Demasiadas mentes humanas ya están llenas de conceptos irracionales o destructivos o estúpidos; sí, de conceptos que impiden la inteligencia y, además, el progreso ético humano (donde entra una válida o equilibrada educación y un respeto posible a uno o a otro bien).
Hasta ARISTÓTELES los acumulaba: «Pero entre los bárbaros la hembra y el esclavo tienen el mismo puesto». En efecto, los pedagogos de todos los tiempos se han nutrido de ellos para que prevalezca un poder, para salvar unos privilegios, una religión…, para controlar a los demás. Se habitúa (con ellos) sistemáticamente a las masas porque reaccionen de una manera única o sobreprotegida; lo cual garantiza en seguida que obedezcan, y se encierren en una inferioridad impuesta: se resignen.

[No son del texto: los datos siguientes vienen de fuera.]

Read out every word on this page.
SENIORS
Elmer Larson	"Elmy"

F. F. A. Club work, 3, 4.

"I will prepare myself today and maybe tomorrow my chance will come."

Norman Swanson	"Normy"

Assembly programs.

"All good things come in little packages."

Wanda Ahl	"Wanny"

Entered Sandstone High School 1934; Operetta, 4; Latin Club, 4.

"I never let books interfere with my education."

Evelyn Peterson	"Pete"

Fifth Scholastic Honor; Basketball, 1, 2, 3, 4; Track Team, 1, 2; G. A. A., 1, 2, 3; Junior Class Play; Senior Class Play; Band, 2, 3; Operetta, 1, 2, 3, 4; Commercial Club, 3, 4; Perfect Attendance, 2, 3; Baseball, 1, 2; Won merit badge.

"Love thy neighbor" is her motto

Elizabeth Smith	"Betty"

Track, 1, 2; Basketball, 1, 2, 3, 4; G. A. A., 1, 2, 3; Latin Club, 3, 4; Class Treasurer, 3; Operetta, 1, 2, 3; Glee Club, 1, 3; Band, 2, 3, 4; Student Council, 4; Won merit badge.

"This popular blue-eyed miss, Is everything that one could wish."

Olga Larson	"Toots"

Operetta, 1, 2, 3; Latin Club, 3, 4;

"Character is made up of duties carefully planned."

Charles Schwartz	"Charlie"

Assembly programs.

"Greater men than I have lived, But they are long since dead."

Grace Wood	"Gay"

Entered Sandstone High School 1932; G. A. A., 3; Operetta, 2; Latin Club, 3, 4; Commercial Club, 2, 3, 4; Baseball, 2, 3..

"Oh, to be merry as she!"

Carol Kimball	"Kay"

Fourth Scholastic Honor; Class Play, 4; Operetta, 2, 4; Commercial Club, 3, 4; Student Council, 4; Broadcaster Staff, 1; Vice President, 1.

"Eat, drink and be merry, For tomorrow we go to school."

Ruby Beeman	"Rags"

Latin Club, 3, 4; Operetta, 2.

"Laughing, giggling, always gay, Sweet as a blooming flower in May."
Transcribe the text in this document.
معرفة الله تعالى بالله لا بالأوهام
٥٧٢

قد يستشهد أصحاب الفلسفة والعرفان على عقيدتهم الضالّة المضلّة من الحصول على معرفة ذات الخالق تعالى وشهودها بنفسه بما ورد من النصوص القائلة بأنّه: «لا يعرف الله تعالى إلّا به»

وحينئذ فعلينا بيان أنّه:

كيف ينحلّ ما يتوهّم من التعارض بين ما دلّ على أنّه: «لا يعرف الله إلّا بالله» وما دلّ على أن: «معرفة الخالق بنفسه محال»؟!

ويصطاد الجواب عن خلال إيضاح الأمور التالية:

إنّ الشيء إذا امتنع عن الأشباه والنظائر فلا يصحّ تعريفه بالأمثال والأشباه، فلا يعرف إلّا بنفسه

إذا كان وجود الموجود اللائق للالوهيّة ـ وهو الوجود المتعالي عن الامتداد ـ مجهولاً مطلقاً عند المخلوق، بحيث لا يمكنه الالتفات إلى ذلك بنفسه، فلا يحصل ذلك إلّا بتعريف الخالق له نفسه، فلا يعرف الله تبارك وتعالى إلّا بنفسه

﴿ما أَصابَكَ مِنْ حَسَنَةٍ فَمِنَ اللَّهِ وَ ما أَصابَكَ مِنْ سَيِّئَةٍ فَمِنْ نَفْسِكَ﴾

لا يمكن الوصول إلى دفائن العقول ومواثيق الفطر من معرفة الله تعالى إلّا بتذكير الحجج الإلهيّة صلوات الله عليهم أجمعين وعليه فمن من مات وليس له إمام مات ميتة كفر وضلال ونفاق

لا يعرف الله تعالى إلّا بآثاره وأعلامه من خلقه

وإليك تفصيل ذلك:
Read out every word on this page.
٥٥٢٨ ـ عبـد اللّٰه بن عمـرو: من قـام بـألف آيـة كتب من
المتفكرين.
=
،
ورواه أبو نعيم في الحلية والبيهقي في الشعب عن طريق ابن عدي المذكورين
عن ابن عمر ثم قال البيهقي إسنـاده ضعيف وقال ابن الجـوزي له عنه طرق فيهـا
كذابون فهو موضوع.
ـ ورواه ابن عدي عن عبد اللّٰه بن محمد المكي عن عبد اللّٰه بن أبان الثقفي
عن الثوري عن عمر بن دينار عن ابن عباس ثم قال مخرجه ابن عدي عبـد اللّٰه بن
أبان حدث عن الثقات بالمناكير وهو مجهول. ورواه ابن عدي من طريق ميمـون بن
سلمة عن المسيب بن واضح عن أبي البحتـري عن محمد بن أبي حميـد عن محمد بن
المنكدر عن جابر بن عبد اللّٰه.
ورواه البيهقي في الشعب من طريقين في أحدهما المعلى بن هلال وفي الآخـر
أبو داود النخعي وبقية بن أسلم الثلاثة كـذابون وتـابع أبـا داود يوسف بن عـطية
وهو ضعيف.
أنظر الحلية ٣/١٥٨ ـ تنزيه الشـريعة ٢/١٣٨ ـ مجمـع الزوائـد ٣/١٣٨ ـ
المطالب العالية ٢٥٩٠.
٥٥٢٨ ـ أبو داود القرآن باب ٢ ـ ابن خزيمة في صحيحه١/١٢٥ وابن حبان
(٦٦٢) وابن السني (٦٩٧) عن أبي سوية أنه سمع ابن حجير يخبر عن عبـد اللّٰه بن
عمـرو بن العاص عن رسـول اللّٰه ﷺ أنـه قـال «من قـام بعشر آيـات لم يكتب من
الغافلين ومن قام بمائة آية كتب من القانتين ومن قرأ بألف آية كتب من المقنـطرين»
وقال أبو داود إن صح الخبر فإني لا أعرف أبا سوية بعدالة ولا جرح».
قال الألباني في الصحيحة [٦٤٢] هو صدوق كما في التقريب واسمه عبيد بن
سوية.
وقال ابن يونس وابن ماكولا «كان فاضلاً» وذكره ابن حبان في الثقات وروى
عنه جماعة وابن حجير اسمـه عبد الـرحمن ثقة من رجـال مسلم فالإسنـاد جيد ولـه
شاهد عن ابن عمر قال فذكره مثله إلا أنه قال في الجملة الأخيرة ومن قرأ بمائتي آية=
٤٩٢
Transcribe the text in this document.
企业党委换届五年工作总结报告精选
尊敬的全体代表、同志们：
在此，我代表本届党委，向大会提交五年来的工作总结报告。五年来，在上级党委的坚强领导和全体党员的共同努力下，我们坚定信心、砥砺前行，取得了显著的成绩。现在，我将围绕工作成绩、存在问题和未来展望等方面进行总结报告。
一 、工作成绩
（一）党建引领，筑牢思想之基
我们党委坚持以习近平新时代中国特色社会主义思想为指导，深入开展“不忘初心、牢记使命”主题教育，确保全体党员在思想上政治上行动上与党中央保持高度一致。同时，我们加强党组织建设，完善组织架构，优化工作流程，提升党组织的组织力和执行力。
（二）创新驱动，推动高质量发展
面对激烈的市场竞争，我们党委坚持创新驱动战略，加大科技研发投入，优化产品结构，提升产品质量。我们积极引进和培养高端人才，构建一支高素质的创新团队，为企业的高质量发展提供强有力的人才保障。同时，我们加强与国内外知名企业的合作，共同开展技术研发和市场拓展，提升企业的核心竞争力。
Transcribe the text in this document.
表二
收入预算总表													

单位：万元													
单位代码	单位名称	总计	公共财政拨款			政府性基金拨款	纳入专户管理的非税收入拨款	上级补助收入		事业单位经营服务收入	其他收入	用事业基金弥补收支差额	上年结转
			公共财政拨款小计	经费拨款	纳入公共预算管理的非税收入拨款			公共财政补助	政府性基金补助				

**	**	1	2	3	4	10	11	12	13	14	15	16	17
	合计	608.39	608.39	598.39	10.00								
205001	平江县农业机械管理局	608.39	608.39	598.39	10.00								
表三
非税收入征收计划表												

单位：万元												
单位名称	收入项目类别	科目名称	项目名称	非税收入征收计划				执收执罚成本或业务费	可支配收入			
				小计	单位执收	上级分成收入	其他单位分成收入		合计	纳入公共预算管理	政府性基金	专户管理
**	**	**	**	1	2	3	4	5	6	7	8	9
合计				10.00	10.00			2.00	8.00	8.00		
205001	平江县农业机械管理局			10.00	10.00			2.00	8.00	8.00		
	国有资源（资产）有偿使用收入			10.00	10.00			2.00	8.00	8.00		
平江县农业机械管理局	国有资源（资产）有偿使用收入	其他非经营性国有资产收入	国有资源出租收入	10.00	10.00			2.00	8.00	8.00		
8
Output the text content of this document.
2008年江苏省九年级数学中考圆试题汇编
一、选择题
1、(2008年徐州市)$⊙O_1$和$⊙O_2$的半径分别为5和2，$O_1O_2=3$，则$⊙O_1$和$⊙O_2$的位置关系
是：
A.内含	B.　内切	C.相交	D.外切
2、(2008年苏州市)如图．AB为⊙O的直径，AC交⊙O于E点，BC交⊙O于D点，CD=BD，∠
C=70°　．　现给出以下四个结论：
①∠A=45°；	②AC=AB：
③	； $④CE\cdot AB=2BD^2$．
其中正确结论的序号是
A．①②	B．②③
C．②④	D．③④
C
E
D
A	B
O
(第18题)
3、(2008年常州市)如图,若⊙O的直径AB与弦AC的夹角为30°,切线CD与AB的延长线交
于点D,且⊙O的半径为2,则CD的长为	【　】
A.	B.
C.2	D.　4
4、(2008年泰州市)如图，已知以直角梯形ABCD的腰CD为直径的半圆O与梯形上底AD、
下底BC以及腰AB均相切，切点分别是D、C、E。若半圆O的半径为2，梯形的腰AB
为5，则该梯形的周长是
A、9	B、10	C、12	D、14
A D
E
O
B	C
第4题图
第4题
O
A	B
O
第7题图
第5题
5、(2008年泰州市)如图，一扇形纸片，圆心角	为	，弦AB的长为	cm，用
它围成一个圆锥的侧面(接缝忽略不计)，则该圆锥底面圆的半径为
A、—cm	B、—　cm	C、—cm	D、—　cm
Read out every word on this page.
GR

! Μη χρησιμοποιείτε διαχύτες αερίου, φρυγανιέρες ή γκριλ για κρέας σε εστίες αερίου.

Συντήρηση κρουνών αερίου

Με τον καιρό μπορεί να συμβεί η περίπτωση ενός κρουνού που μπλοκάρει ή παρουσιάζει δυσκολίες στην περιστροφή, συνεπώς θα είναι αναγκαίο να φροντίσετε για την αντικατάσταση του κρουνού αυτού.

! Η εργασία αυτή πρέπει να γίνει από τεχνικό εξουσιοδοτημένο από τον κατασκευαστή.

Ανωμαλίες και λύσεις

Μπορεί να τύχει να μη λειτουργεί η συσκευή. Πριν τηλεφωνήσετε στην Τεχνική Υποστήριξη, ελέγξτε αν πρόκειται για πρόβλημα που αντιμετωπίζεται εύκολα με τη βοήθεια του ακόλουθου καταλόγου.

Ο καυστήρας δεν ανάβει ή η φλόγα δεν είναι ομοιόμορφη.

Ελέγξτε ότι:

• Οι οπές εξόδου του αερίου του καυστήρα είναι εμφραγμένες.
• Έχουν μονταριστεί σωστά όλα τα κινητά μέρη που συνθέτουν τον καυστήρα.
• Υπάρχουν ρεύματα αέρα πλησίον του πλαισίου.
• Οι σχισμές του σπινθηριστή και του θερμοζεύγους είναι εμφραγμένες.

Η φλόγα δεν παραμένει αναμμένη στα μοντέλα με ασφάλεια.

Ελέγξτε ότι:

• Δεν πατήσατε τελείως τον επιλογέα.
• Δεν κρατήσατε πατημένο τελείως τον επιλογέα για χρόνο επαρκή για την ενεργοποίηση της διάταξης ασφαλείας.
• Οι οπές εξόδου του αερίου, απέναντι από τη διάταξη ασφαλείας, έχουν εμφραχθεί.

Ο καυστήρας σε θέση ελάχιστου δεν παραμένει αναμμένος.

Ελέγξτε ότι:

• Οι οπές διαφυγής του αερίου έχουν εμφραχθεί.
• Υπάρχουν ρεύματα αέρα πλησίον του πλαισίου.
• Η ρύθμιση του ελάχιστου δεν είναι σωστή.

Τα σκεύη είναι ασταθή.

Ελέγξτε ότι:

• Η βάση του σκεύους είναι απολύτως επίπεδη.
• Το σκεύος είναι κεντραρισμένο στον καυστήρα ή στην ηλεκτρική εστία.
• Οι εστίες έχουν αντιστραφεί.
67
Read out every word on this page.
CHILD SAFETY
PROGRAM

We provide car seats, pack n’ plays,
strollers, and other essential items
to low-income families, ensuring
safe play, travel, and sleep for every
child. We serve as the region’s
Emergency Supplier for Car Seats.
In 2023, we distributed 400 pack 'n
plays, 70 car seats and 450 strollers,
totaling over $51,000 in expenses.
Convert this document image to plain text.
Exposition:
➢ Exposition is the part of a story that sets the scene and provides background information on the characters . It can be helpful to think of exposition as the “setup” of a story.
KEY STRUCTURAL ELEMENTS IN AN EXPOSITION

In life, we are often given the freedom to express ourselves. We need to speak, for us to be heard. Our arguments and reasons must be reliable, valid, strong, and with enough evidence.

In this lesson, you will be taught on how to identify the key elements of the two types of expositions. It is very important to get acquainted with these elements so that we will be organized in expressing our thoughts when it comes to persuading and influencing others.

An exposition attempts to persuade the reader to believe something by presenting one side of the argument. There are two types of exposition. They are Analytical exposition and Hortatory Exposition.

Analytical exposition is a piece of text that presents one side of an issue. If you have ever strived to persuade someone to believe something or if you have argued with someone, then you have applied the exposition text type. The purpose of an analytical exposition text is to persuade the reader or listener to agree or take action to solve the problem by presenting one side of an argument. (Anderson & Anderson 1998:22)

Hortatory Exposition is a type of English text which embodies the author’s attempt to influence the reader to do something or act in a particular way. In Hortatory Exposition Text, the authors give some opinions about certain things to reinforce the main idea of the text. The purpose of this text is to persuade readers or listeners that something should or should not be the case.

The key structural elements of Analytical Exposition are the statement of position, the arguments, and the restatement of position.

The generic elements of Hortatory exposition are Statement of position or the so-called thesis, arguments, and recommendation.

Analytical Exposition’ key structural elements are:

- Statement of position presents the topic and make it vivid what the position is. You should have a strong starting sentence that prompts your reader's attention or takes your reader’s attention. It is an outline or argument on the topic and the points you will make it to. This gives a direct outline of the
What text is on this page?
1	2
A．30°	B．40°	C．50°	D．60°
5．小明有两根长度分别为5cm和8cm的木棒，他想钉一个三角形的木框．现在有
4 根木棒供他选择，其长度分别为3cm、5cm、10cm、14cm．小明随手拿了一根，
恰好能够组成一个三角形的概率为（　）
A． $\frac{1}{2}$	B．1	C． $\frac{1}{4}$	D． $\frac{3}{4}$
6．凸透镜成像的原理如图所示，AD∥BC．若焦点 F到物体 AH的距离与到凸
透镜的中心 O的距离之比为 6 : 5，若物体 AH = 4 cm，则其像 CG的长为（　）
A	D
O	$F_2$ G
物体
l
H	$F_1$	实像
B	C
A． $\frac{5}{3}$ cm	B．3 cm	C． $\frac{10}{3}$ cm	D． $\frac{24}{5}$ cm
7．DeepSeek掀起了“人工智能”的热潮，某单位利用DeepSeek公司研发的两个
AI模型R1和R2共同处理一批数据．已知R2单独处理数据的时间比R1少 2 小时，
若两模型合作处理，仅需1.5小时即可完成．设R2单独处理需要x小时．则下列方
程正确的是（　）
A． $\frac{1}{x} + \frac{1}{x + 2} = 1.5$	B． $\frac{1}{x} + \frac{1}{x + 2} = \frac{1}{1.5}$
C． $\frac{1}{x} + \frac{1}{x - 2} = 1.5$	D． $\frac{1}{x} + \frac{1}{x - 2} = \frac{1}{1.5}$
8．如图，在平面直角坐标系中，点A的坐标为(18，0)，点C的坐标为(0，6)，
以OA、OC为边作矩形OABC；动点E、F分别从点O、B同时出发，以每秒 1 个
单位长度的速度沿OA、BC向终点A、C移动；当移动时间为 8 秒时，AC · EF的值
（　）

Así es, antes se estereotipaba como enemigo sin virtudes al que era intruso o extranjero, al que estudiaba una realidad desvinculándose de su divinidad «adherida», al que no hacía lo habitual ante una exigencia dictada o ante una norma, al que gritara derechos de persona libre; pero ¿derechos?, ¿qué eran derechos entonces? Pues el matar se justificaba tan pronto como suponía deshacerse de aquél que contravenía a una costumbre o tan sólo quería entender otras, ya que no era válido el aislamiento, ni el despegarse del tótem (del núcleo sagrado al que la vida se lo debía todo). La libertad era como una prohibición.
Los seres humanos se movían entre lo superior y lo inferior; los actos de fe (vinculados a lo superior divinizado) demostraban el «status» alto que, en efecto, abría las puertas para el reconocimiento, para la integración o para acceder a un puesto de prestigio o de poder; los actos de rebeldía, por el contrario, demostraban un desagradecimiento a lo divino, un atrevimiento de soberbia, una plena ignorancia, una corrupción. Por ello, no hubo sabio que se librara de soportar directamente estas condiciones enfrentándose con una contracultura a favor de la necesaria evolución racional; eso significa un abrirse al conocimiento, paso a paso, venciendo prejuicios y, además, sin más remedio decir lo que demostraba aunque no gustase a muchos.
No obstante, el vencer tantos miles de atavismos de la historia no lo han realizado nunca los obedientes, no, en tanto que vivían cómodos al sistema, sino siempre los «endemoniados» para la sociedad, esos que padecieron solo como respuesta a sus sobreesfuerzos o a sus mismas valentías contra la ignorancia. Los verdaderos artífices, por esa razón, del progreso eran los que sabían decir no y no a lo establecido.
Es la verdad. Hasta hace poco se difundían refranes como «La mujer honrada, la pierna quebrada y en casa». Hasta hace poco la política era asunto solo de hombres. Hasta hace poco la homosexualidad era considerada un vicio o una enfermedad mientras que, la promiscuidad del hombre, en muchos sitios una necesidad o un lujo. Hasta hace poco era justificable pegar a los hijos o hacerles trabajar incluso. Porque solo la libertad mental, sí, hace cambiar a los hombres.
Ahora mismo la pena de muerte se encuentra en el ámbito de las aplicaciones de la justicia, sin la más mínima consideración a los factores de violencia que las mismas leyes protegen. Ahora mismo la guerra se justifica, aun a sabiendas de que impone el horror o una crisis social o una psicología de horror ya imborrable durante años a todo un país. Ahora mismo la mentira y la manipulación en política se premia (y los medios de comunicación nazimente la demandan), ¡así como suena!, porque hay partes de la sociedad que, secuestradas emocionalmente por un líder o por una ideología esclavista o por la sinrazón, lo ven todo bien en inmoralidad y, así, destruyen siempre (con apoyos fanáticos y con indecentes complicidades) en imperiosa e insaciable y vacía locura.